Place your hands on your hips and step one foot back behind you. Bend your front knee and press your back heel into the ground, leaning slightly forward. This variation primarily stretches the upper fibres of the gastrocnemius. To target the Achilles and soleus, bend the back leg and straighten the front leg, shifting your weight back. Hold for 30 seconds in each variation, and then change sides.
2. Hamstring Stretch
The hamstrings are located at the back of your thigh. They attach the back of the pelvis to your knee and are primarily used in flexion of the knee joint. These muscles include the biceps femoris, semimembranosus, and semitendinosus. The constant motion of stretching the leg out in front of you quickly while running will create overuse patterns if the hamstrings are not stretched properly. Try this active hamstring stretch to alleviate any concerns.

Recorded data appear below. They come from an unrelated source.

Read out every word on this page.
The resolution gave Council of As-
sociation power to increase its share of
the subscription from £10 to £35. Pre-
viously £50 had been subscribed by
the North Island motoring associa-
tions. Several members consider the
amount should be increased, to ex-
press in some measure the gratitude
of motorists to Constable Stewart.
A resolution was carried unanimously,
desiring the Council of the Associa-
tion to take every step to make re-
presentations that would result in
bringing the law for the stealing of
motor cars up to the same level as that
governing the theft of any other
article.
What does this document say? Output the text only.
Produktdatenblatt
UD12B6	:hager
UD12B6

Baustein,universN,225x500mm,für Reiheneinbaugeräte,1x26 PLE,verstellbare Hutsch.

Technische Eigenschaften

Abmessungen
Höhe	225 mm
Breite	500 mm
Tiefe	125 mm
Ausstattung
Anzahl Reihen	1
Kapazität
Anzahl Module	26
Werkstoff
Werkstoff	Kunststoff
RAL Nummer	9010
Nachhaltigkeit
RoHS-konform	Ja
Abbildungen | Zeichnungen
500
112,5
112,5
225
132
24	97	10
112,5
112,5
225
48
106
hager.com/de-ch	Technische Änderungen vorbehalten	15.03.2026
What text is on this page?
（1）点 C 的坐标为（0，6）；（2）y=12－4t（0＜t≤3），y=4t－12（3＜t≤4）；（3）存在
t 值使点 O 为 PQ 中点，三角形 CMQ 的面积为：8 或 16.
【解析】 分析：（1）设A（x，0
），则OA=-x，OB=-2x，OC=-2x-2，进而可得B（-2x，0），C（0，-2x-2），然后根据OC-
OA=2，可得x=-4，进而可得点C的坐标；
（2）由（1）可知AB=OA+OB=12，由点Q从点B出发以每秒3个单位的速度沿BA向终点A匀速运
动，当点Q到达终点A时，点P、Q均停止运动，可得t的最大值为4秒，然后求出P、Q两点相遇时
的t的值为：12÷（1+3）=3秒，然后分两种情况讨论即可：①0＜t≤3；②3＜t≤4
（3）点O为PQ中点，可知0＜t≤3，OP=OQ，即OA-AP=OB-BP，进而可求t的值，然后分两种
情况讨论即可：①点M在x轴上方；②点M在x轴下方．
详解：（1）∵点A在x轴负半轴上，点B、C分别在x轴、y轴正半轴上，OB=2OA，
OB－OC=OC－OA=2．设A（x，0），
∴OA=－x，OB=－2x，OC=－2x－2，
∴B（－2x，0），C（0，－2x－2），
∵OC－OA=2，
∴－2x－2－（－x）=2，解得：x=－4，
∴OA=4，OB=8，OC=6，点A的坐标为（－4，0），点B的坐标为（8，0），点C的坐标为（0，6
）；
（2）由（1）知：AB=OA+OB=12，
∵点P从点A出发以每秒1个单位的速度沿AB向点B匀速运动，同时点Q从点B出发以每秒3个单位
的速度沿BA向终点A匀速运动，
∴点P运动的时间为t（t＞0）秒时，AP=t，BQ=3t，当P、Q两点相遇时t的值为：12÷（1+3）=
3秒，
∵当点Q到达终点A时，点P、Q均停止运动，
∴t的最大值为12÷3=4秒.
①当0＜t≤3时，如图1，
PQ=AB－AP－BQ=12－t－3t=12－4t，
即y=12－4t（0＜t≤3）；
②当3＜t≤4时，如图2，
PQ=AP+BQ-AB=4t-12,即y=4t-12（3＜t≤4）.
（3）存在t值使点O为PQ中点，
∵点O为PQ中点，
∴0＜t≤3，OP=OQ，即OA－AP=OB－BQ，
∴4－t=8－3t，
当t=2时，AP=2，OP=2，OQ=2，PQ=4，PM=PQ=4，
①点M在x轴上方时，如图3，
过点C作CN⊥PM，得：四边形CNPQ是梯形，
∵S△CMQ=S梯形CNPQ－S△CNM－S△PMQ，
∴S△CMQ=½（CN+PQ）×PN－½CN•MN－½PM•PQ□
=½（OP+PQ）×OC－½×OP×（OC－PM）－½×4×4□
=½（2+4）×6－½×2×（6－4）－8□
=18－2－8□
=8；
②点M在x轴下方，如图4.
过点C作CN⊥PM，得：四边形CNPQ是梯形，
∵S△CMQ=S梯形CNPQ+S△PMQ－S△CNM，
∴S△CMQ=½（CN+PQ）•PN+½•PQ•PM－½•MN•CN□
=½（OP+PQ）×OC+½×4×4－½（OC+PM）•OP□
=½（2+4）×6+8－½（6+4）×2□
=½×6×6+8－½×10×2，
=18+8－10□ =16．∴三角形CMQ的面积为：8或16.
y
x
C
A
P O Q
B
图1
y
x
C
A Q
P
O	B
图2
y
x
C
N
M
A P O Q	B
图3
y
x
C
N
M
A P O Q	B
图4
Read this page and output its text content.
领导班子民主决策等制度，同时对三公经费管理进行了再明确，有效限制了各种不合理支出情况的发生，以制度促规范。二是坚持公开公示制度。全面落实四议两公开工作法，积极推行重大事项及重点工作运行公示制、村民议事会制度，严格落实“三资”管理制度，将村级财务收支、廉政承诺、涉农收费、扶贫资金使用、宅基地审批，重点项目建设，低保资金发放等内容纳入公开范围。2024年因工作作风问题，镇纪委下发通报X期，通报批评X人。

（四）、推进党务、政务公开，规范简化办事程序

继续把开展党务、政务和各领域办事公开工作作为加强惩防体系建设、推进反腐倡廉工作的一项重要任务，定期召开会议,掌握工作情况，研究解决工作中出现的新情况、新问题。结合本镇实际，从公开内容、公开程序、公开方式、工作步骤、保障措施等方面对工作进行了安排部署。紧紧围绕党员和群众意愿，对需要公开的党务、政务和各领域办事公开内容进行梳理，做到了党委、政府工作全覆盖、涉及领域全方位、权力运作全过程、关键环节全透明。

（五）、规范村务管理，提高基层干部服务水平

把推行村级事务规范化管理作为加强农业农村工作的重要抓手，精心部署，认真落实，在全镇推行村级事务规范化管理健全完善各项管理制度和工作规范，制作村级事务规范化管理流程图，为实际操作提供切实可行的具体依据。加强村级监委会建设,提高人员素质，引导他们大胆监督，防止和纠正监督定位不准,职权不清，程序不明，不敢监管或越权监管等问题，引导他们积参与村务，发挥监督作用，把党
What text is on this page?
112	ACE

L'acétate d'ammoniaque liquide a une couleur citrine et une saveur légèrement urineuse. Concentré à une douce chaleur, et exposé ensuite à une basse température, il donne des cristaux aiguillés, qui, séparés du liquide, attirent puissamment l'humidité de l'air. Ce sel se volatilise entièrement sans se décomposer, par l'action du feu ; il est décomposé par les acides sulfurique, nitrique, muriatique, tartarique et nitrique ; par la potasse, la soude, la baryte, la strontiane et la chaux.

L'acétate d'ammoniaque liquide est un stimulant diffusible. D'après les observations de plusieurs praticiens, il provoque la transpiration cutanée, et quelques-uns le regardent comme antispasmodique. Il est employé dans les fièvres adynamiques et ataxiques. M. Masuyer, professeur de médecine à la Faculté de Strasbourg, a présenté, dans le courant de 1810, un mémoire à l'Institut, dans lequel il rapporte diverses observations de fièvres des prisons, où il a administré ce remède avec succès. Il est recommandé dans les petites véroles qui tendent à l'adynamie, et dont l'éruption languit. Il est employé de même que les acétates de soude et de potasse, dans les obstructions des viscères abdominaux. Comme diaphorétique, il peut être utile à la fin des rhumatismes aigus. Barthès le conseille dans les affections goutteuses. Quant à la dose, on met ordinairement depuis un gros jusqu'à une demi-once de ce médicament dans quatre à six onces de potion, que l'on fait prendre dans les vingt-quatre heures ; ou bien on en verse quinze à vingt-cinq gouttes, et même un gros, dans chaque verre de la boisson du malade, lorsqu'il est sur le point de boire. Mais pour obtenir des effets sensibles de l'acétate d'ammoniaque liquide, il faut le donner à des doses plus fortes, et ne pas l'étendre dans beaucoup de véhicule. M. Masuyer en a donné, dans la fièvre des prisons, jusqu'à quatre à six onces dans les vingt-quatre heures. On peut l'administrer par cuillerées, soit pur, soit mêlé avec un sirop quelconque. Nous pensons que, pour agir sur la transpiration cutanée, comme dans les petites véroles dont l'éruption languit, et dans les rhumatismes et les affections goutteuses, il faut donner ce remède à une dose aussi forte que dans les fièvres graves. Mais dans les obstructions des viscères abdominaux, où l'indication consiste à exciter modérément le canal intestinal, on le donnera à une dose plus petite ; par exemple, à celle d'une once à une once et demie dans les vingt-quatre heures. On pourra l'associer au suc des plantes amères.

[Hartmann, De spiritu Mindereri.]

Lie on your back with a strap or belt handy. Bend one leg into your chest while keeping the other leg extended on the floor. Loop the strap around the sole of your foot and extend the leg up toward the sky. This stretching technique requires you to be active; this is not a passive stretch. Press through your hamstring away from the body. Then release the muscular tension and pull the leg closer toward your chest. Repeat this five times on each side. This is a PNF stretch, which stands for proprioceptive neuromuscular firing.
3. Hip Flexor Stretch
Hip flexors are chronically tight in runners due to the high impact contracting motion they take during the repeated take-off action. The hip flexors connect your torso to your legs in the front of your hips. These muscles include the iliopsoas, iliacus, rectus femoris, and pectineus primarily. Tight hip flexors can cause lower back spasms and dysfunction. To prevent this, try this deep stretch.
Lay on the end of your bed so that your hips are right on the edge with your legs dangling off. Let one leg hang while the other leg bends into your chest. Hold for 30 seconds, then change sides.